Quotenmeter Drehbuchwettbewerb: Aller Anfang ist schwer
„Ideen zu haben ist himmlisch, sie auszuarbeiten die Hölle“. So beschrieb Maurice Maeterlinck das Leben eines Drehbuchautors. Und damit hat er den Nagel auf den Kopf getroffen.
Ein Drehbuch für einen Film oder eine Fernsehserie unterscheidet sich deutlich von einem Roman. Drehbuchautoren schreiben wenig und schaffen es, zwei Stunden Film auf etwa 120 Seiten zu bringen. Doch sie kontrollieren das, was sie geschrieben haben immer und immer wieder. Es sind Filme bekannt, deren Drehbücher mehrere dutzend Male umgeschrieben worden sind.
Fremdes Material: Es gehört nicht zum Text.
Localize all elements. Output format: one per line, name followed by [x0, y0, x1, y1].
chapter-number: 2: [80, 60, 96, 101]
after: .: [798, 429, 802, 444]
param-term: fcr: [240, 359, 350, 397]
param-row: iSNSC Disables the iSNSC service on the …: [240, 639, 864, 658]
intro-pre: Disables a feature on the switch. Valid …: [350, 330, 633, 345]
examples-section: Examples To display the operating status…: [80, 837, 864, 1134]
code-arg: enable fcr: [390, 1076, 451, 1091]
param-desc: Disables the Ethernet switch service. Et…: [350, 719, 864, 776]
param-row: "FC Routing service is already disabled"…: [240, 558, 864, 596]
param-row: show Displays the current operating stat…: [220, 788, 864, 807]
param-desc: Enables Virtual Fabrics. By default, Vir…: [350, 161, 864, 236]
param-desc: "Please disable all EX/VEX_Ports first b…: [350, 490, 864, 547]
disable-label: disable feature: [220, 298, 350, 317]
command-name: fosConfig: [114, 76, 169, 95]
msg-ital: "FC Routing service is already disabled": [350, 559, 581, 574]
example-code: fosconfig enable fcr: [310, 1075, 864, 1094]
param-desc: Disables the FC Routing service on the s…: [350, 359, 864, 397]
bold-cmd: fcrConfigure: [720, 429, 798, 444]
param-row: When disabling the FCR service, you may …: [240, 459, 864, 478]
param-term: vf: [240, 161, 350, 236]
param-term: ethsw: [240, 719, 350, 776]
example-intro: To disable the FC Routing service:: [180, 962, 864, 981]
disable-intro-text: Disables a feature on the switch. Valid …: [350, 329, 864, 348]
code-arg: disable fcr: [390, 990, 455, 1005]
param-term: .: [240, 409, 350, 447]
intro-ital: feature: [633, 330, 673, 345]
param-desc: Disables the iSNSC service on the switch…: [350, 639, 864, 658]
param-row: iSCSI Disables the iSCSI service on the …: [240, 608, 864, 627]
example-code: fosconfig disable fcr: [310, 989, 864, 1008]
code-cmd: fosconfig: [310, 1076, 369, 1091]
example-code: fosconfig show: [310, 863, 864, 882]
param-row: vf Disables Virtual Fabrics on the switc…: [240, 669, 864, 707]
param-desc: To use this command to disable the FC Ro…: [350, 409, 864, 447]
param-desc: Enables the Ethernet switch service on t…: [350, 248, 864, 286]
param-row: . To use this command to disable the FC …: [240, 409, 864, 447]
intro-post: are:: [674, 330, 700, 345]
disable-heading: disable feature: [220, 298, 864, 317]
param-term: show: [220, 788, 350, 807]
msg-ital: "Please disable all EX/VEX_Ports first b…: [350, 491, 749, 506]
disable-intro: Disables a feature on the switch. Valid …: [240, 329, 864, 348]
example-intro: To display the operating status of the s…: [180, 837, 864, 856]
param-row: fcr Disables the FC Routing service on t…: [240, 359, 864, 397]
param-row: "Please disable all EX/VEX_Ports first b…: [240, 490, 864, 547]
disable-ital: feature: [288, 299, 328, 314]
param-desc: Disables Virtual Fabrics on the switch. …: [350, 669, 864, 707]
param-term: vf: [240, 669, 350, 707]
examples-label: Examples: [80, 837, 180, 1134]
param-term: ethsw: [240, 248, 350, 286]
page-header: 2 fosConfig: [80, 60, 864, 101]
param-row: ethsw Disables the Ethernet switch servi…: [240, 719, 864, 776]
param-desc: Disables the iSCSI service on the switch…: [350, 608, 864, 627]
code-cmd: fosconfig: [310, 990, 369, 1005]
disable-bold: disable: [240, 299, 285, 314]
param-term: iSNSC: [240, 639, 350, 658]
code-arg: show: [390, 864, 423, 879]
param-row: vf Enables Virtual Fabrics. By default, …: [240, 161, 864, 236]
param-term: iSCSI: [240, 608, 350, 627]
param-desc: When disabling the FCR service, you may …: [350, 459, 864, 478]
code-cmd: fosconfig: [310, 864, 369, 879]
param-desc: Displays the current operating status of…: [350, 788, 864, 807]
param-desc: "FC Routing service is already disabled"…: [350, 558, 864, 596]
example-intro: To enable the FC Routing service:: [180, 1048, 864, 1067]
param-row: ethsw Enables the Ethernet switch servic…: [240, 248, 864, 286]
Manche Skripte liegen erst jahrelang in der Schublade, bevor sie endlich von einem Produzenten gelesen werden. Bei anderen Filmen (zum Beispiel «Casablanca» oder «Manche mögen‘s heiß» wurde schon mit den Dreharbeiten begonnen als das Buch gerade einmal zur Hälfte fertig war. Denn von der Grundidee zum fertigen Film liegt ein langer, steiniger und schweißtreibender Weg.
An dieser Stelle soll nicht weiter erklärt werden, wie man überhaupt ein Drehbuch schreibt, weil es dazu schon mehr als genug Fachliteratur gibt. Wer sich noch mit den Grundlagen auseinander setzen möchte oder muss, bevor er sich hinter den Schreibtisch klemmt und seine erste Szene zu Papier bringt, kann sich aus Büchern von Syd Field („Drehbuchschreiben für Film und Fernsehen“, „The Screenwriter‘s Workbook“), Linda Seger („Making a Good Script Great“, „The Art of Adaption“), Viki King („How to Write a Movie in 21 Days“), Dagmar Benke („Freistil – Dramaturgie für Fortgeschrittene und Experimentierfreudige“) und vielen anderen informieren. Vielmehr möchte soll erwähnt werden, was ein 08/15-Drehbuch von einem Geniestreich und damit auch einen Durchschnittsfilm von einem Oscar-Preisträger unterscheidet. Denn meist entscheidet sich schon in der Drehbuchphase, ob am Schluss ein guter oder schlechter Film herauskommt.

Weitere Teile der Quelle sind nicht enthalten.